Summary and conclusion

This paper investigated informal and formal Bayesian frameworks (i.e., SUFI-2 and DREAM-ZS) by defining two different strategies that simulate runoff discharge over a 16,870-km2 semi-arid catchment system in Iran using the SWAT model. Among the initial parameters, 20 parameters were identified as the sensitive parameters to survey the calibration and uncertainty processes at five runoff gauging stations. The optimization of parameters in the SUFI-2 and DREAM-ZS algorithms were conducted by considering NS and SLS as the likelihood functions. The best posterior parameters in the S1 strategy (the use of the SUFI-2 algorithm) were obtained after a total number of 3000 runs while the S2 strategy (the use of DREAM-ZS algorithm) met the convergence after performing 120,000 iterations. The source code of DREAM-ZS was also modified to predict the parameter uncertainty at two or more runoff stations in a large-catchment system. In this research study, another strategy, i.e., S2, was investigated, as well. Although it was run by the DREAM-ZS algorithm, the prior ranges of this strategy were similar to the prior ranges in S1. S2 strategy did not target the convergence threshold; therefore, it was eliminated from the list of studied strategies in this research.

The results of the marginal density showed that different posterior parameter distributions resulted from different techniques. For the S1 strategy, both shape and parameter ranges in all of the parameters had different posterior distributions than their prior ranges except for ALPHA_BF. While the distributions of CN2, SHALLST, ESCO, SMFMN, and CH_N2 were well defined and approximately Gaussian, the parameters were either negatively or positively skewed. The width of some parameters covered only a narrow region interior compared to the prior range. For the S2 strategy, several modes were seen in both shape and parameter ranges. In S2, the TIMP, EPCO, and ALPHA_BF parameters maintained a constant distribution and had less uncertainty in the SWAT model while the other parameter ranges need to be relaxed. The width of posterior ranges in S2 either increased or decreased compared to S1.

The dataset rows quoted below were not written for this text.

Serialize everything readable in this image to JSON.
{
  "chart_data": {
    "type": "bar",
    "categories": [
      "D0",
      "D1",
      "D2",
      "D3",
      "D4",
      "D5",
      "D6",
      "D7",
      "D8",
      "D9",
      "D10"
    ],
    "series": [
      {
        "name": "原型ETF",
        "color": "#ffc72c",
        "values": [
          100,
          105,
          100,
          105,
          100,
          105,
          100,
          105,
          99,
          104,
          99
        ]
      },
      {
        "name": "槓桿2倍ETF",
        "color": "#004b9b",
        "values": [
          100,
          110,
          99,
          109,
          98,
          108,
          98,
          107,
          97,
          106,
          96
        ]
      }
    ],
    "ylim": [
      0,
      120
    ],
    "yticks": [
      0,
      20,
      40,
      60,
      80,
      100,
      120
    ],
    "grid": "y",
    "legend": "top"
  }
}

The results of the correlation matrix between the sensitive parameters showed that for the S1 there were very low significant correlations, whereas for S2, the correlations were modified and significantly better than the S1 strategy (positively and negatively significant correlations could be seen in most parameters). The highest correlation values were observed between SOL_AWC and ESCO.

The results of uncertainty and calibration analysis showed that in the both strategies, the calibrated model relatively underestimated the peak runoff in most months at all stations, whereas in some months of the year, the recession limb was overestimated. However, the base flow illustrated high correspondence. In S1, most of the measured data were bracketed by the 95PPU (from 57 to 74%) and similar d-factors (from 0.9 to 1.29) were seen at all stations. Additionally, the HESDEHB station was determined to have a good performance. Even though the uncertainty in the S1 strategy was deemed as relatively satisfying, the width of the total uncertainty in S2 was higher than S1. Most of the measured data (more than 89%) in S2 located inside the 95PPU and were higher than the S1 strategy and d-factor in S2 (from 1.36 to 5) was larger than S1. Similar to the S1, the peak runoff points in the S2 strategy of DREAM-ZS were slightly underestimated and in some months were overestimated compared to the observed data.

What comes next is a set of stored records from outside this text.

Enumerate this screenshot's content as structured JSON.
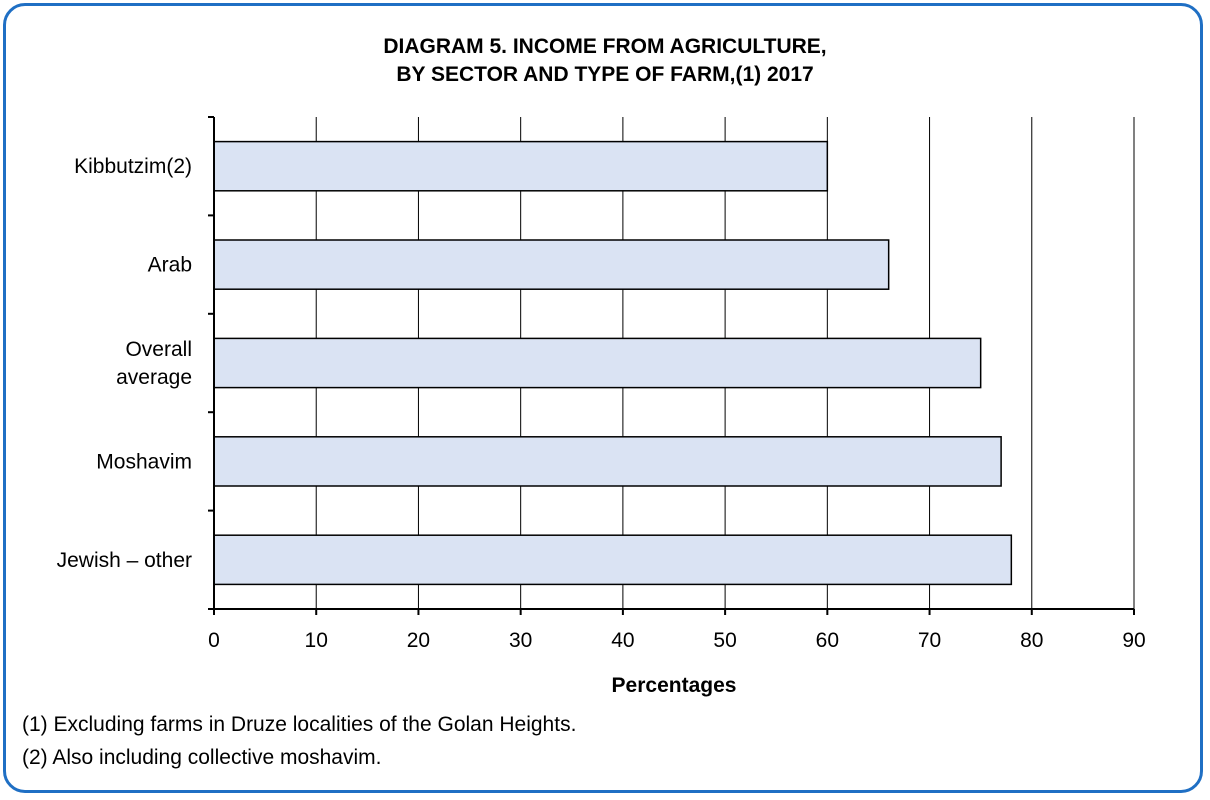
{
  "chart_data": {
    "type": "bar",
    "orientation": "horizontal",
    "title_lines": [
      "DIAGRAM 5. INCOME FROM AGRICULTURE,",
      "BY SECTOR AND TYPE OF FARM,(1) 2017"
    ],
    "categories": [
      [
        "Kibbutzim(2)"
      ],
      [
        "Arab"
      ],
      [
        "Overall",
        "average"
      ],
      [
        "Moshavim"
      ],
      [
        "Jewish – other"
      ]
    ],
    "values": [
      60,
      66,
      75,
      77,
      78
    ],
    "xlabel": "Percentages",
    "xlim": [
      0,
      90
    ],
    "xticks": [
      0,
      10,
      20,
      30,
      40,
      50,
      60,
      70,
      80,
      90
    ],
    "grid": "vertical",
    "bar_color": "#dae3f3",
    "bar_edge_color": "#000000"
  },
  "notes": [
    "(1) Excluding farms in Druze localities of the Golan Heights.",
    "(2) Also including collective moshavim."
  ],
  "frame_color": "#1f6fc4"
}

Finally, the results of the supplementary evaluation criteria as new indices of the average asymmetry degree (S and T) at all stations revealed that for the total uncertainty, the both indices were greater in S1 than S2.

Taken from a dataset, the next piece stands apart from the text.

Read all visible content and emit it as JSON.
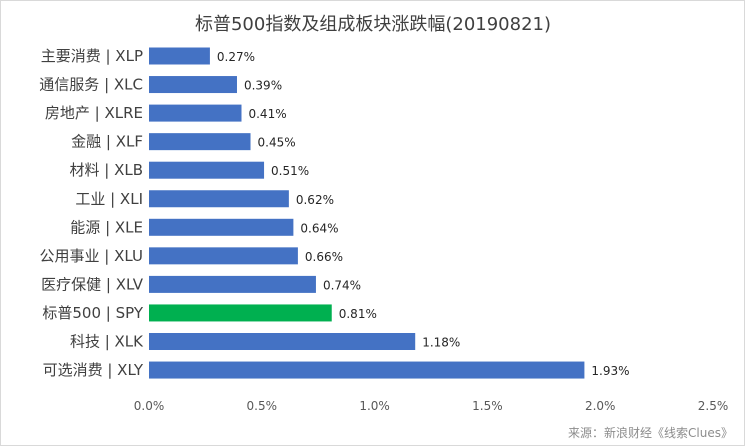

The results further indicated that a combination method of two formal and informal Bayesian frameworks can provide a better approach for runoff simulation than either formal or informal methods, individually. The uncertainty analysis confirmed the higher efficiency of DREAM-ZS algorithm (S2 strategy) to predict simultaneous parameter uncertainty in KRC as a spatially heterogeneous catchment than the SUFI-2 algorithm.

For future studies, the researchers can modify the source of SWAT model to assimilate data between physical and simulation processes in the model for the better investigation of parameter uncertainty in different Bayesian methods.